All Natural Lemon & Lime Flavors

Posted by Forrest L Norvell Mon, 14 Jan 2008 01:02:21 GMT

I made an offhanded comparison yesterday between A Sunny Day in Glasgow and All Natural Lemon & Lime Flavors, as if it were a ready point of reference that would have you, my reader, going, “Oh, of course! Them!”

I do this. I no longer feel comfortable making assumptions about what random people on the internet will or won’t know about the musicians I mention, offhandedly or otherwise. Sometimes this will lose people, but allmusic.com is only a click away, after all. Or the Google, which will send you to ANLLF’s Epitonic page, which is, in fact, how I originally discovered All Natural Lemon & Lime Flavors back around 2000.

But as a result of that mention, I had to ask myself if there was a basis to that comparison, or whether I was going on some tentative, decayed memories, so I tossed the three full-lengths released by All Natural Lemon & Lime Flavors (All Natural Lemon & Lime Flavors, Turning Into Small and Flat Blue Line) onto my iPod for review.

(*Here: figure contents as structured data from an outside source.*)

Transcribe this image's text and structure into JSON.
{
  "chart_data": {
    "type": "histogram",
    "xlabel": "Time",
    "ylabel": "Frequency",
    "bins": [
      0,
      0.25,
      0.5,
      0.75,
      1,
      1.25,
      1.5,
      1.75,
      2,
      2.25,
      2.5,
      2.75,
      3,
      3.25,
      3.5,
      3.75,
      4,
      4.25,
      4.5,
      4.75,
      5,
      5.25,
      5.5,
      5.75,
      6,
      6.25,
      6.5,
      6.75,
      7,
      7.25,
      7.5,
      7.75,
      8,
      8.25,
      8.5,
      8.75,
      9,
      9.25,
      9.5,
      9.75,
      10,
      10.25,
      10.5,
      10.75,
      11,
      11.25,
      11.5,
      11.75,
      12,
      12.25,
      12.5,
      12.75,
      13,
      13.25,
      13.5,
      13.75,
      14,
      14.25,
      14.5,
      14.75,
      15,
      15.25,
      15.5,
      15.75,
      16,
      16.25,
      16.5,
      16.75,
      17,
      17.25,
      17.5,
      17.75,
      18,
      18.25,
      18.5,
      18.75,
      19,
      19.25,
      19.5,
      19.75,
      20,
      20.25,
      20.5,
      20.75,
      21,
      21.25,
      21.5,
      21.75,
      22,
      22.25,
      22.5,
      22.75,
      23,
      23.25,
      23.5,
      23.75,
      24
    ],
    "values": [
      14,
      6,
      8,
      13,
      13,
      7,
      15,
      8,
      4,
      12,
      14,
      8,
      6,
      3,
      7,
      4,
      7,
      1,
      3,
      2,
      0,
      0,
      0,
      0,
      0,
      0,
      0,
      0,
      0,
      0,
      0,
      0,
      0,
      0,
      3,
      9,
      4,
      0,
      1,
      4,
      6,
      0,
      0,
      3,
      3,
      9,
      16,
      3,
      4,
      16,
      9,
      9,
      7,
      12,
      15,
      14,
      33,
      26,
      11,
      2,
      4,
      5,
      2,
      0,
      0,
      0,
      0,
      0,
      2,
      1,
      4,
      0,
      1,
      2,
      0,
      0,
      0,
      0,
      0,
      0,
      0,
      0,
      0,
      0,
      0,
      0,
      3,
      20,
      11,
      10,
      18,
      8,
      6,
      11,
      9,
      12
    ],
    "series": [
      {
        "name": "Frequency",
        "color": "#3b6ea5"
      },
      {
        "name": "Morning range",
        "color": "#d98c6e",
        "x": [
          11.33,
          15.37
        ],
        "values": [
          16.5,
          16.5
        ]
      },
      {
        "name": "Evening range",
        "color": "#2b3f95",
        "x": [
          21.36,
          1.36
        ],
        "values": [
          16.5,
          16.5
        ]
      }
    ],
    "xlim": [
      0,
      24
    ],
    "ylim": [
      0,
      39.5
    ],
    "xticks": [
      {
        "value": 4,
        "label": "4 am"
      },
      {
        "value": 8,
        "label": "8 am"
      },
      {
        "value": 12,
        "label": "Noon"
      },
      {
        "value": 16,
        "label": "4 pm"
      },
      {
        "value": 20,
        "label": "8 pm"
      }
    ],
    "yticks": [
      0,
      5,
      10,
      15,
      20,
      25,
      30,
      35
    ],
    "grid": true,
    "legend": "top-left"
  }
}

If anything, I’d forgotten how immediate they are. Or how much they do owe to 1993 (Stereolab, the Lilys, all the other bands that tried to sound like My Bloody Valentine but failed). Or just how precociously creative a record Turning Into Small is, and what a departure it is from their debut. Turning Into Small and about half of Straight Blue Line (which is a compilation of singles and compilation tracks) exhibit a prickly, restless intelligence that manifests itself in funny and surprising ways (G-funk synth lines! Dynamics that fake out the listener!), and was what I was thinking of when discussing A Sunny Day in Glasgow, who do the same thing more nimbly.

There’s also a density to the sound that prefigures ANLLF’s connection to heavy-as-frozen-tar hip-hop auteurs Dälek. Oktopus, Dälek’s beatmaker, composer and producer, was also the engineer for All Natural Lemon & Lime Flavor’s albums, and it’s clear that there’s a continuity of sound between both groups, which is interesting because superficially they sound nothing alike. It’s the density of sound and intelligent restlessness in both groups’ work that they share in common.